Perbandingan Kebijakan
Secara umum, Selandia Baru dan Indonesia memiliki kesamaan tujuan, yaitu melindungi anak dari dampak negatif media sosial, tetapi pendekatannya berbeda. Selandia Baru mengusulkan larangan akses media sosial untuk anak di bawah 16 tahun, sementara Indonesia menerapkan klasifikasi usia dan persetujuan orang tua.
Pemerintah Selandia Baru menekankan perlindungan dari perundungan, konten tidak pantas, dan kecanduan, sedangkan Indonesia lebih fokus menjaga keseimbangan antara perlindungan dan hak anak untuk mengakses informasi.
Dalam hal tanggung jawab, platform di Selandia Baru wajib memverifikasi usia pengguna, sementara di Indonesia diwajibkan menyediakan fitur keamanan sesuai usia dan meminta izin orang tua.

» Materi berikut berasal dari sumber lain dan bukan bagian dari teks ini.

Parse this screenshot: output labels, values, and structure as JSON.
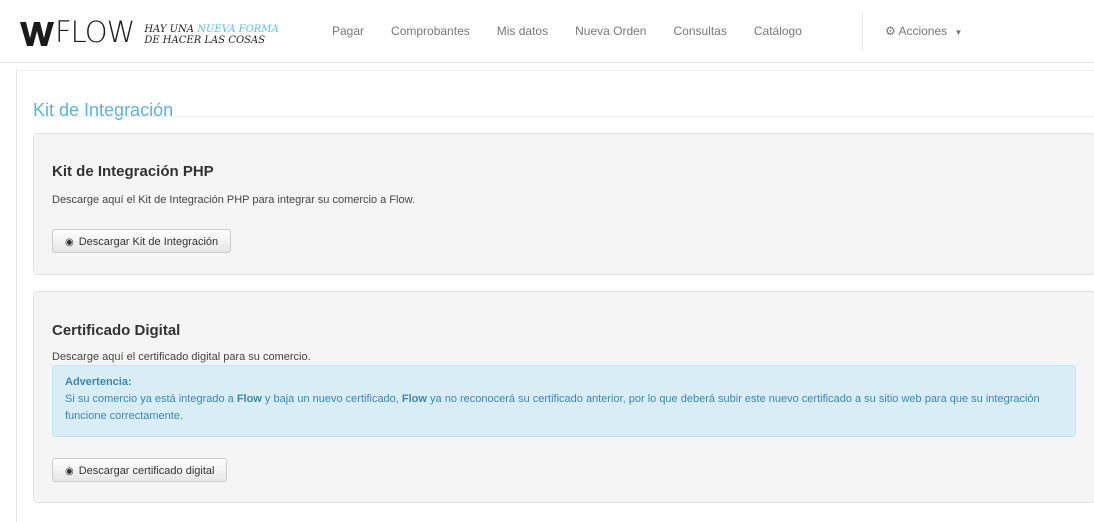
{
  "brand": {
    "name": "FLOW",
    "tagline_line1_prefix": "HAY UNA",
    "tagline_line1_accent": "NUEVA FORMA",
    "tagline_line2": "DE HACER LAS COSAS"
  },
  "nav": {
    "items": [
      "Pagar",
      "Comprobantes",
      "Mis datos",
      "Nueva Orden",
      "Consultas",
      "Catálogo"
    ],
    "actions_label": "Acciones"
  },
  "page": {
    "title": "Kit de Integración"
  },
  "php_kit": {
    "heading": "Kit de Integración PHP",
    "description": "Descarge aquí el Kit de Integración PHP para integrar su comercio a Flow.",
    "button_label": "Descargar Kit de Integración"
  },
  "certificate": {
    "heading": "Certificado Digital",
    "description": "Descarge aquí el certificado digital para su comercio.",
    "warning_title": "Advertencia:",
    "warning_part1": "Si su comercio ya está integrado a ",
    "warning_flow1": "Flow",
    "warning_part2": " y baja un nuevo certificado, ",
    "warning_flow2": "Flow",
    "warning_part3": " ya no reconocerá su certificado anterior, por lo que deberá subir este nuevo certificado a su sitio web para que su integración funcione correctamente.",
    "button_label": "Descargar certificado digital"
  },
  "colors": {
    "accent": "#5bc0de",
    "title": "#5ab5d6",
    "alert_bg": "#d9edf7",
    "alert_text": "#3a87ad"
  },
  "icons": {
    "download": "download-icon",
    "gear": "gear-icon",
    "caret": "caret-down-icon"
  }
}
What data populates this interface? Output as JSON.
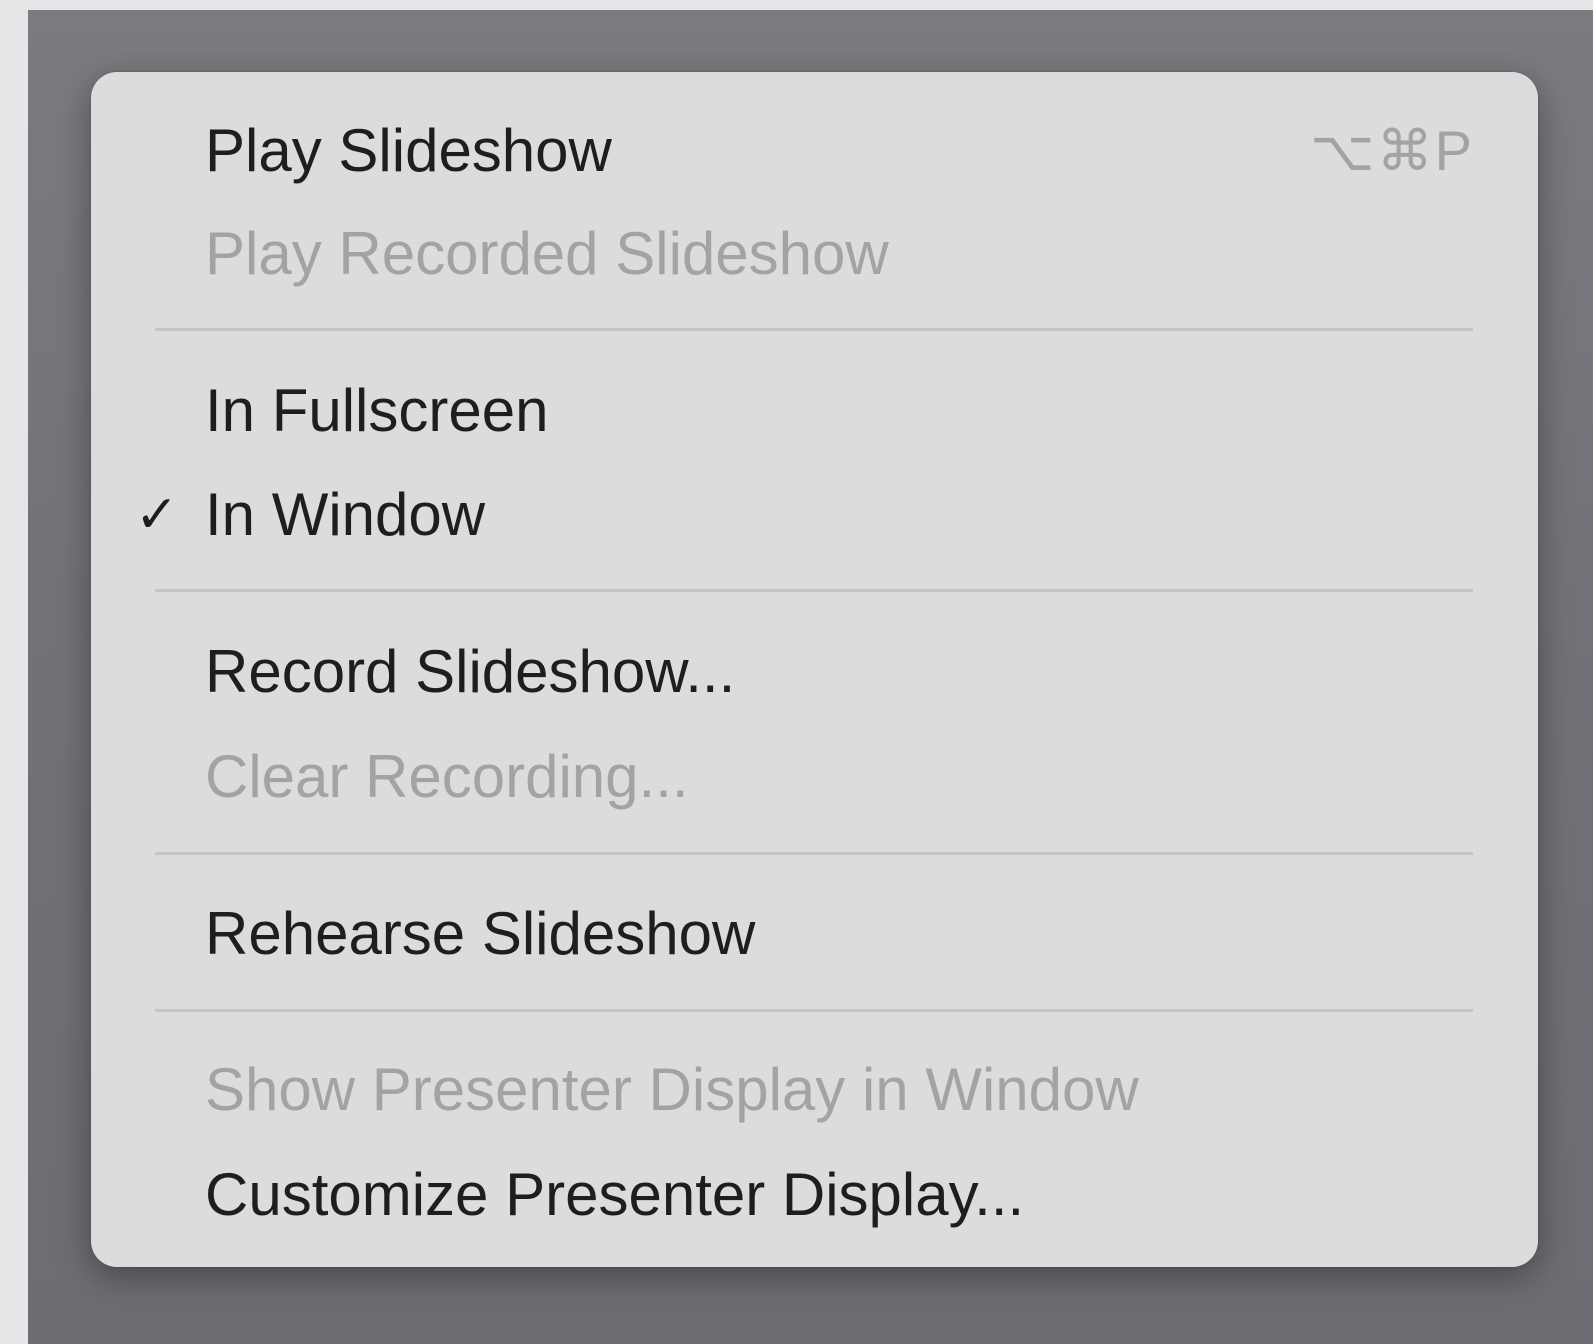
{
  "menu": {
    "items": [
      {
        "label": "Play Slideshow",
        "shortcut": "⌥⌘P",
        "enabled": true
      },
      {
        "label": "Play Recorded Slideshow",
        "enabled": false
      },
      {
        "label": "In Fullscreen",
        "enabled": true,
        "checked": false
      },
      {
        "label": "In Window",
        "enabled": true,
        "checked": true,
        "check_mark": "✓"
      },
      {
        "label": "Record Slideshow...",
        "enabled": true
      },
      {
        "label": "Clear Recording...",
        "enabled": false
      },
      {
        "label": "Rehearse Slideshow",
        "enabled": true
      },
      {
        "label": "Show Presenter Display in Window",
        "enabled": false
      },
      {
        "label": "Customize Presenter Display...",
        "enabled": true
      }
    ]
  }
}
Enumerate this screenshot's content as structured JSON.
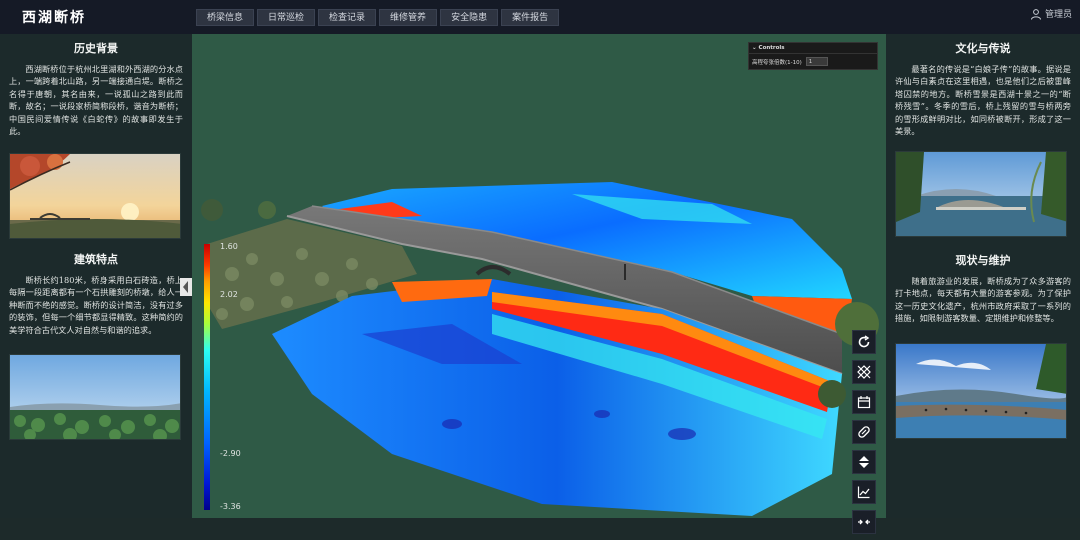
{
  "header": {
    "brand": "西湖断桥",
    "nav": [
      "桥梁信息",
      "日常巡检",
      "检查记录",
      "维修管养",
      "安全隐患",
      "案件报告"
    ],
    "user": "管理员"
  },
  "left": {
    "history_title": "历史背景",
    "history_text": "西湖断桥位于杭州北里湖和外西湖的分水点上，一端跨着北山路，另一端接通白堤。断桥之名得于唐朝，其名由来，一说孤山之路到此而断，故名；一说段家桥简称段桥，谐音为断桥；中国民间爱情传说《白蛇传》的故事即发生于此。",
    "feature_title": "建筑特点",
    "feature_text": "断桥长约180米，桥身采用白石砖造，桥上每隔一段距离都有一个石拱雕刻的桥墩，给人一种断而不绝的感觉。断桥的设计简洁，没有过多的装饰，但每一个细节都显得精致。这种简约的美学符合古代文人对自然与和谐的追求。"
  },
  "right": {
    "culture_title": "文化与传说",
    "culture_text": "最著名的传说是“白娘子传”的故事。据说是许仙与白素贞在这里相遇，也是他们之后被雷峰塔囚禁的地方。断桥雪景是西湖十景之一的“断桥残雪”。冬季的雪后，桥上残留的雪与桥两旁的雪形成鲜明对比，如同桥被断开，形成了这一美景。",
    "status_title": "现状与维护",
    "status_text": "随着旅游业的发展，断桥成为了众多游客的打卡地点，每天都有大量的游客参观。为了保护这一历史文化遗产，杭州市政府采取了一系列的措施，如限制游客数量、定期维护和修整等。"
  },
  "viewer": {
    "controls_title": "Controls",
    "controls_label": "高程夸张倍数(1-10)",
    "controls_value": "1",
    "colorbar_labels": [
      "1.60",
      "2.02",
      "-2.90",
      "-3.36"
    ]
  },
  "tools": [
    "rotate-icon",
    "grid-icon",
    "calendar-icon",
    "ruler-icon",
    "vertical-resize-icon",
    "chart-icon",
    "compress-icon"
  ]
}
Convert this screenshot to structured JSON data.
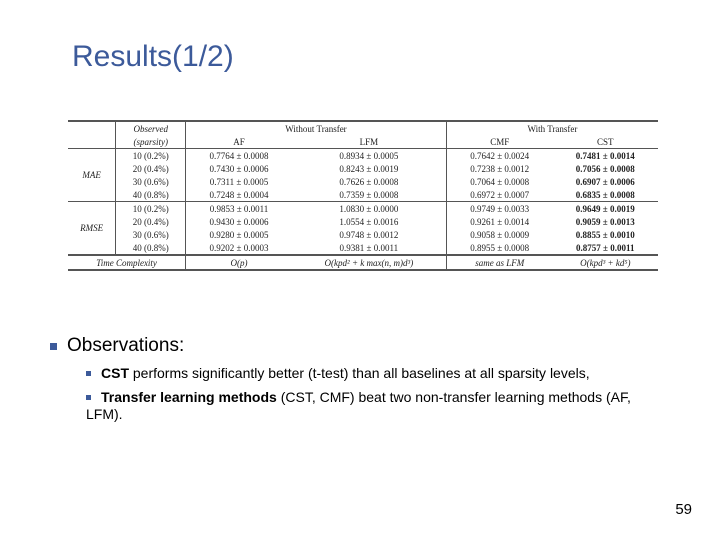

Sanksinya pun berbeda, di mana Selandia Baru menetapkan denda hingga Rp19 miliar bagi platform yang lalai, sedangkan Indonesia mengatur sanksi tegas dalam peraturan pemerintah bagi penyedia layanan yang melanggar.
Baik Selandia Baru maupun Indonesia sejatinya memiliki tujuan yang sama, melindungi generasi muda dari sisi gelap dunia maya. Namun, pendekatannya berbeda.
Peran keluarga, sekolah, dan penyedia platform menjadi krusial untuk memastikan bahwa anak-anak tidak hanya aman, tetapi juga mampu menggunakan media sosial secara sehat dan produktif.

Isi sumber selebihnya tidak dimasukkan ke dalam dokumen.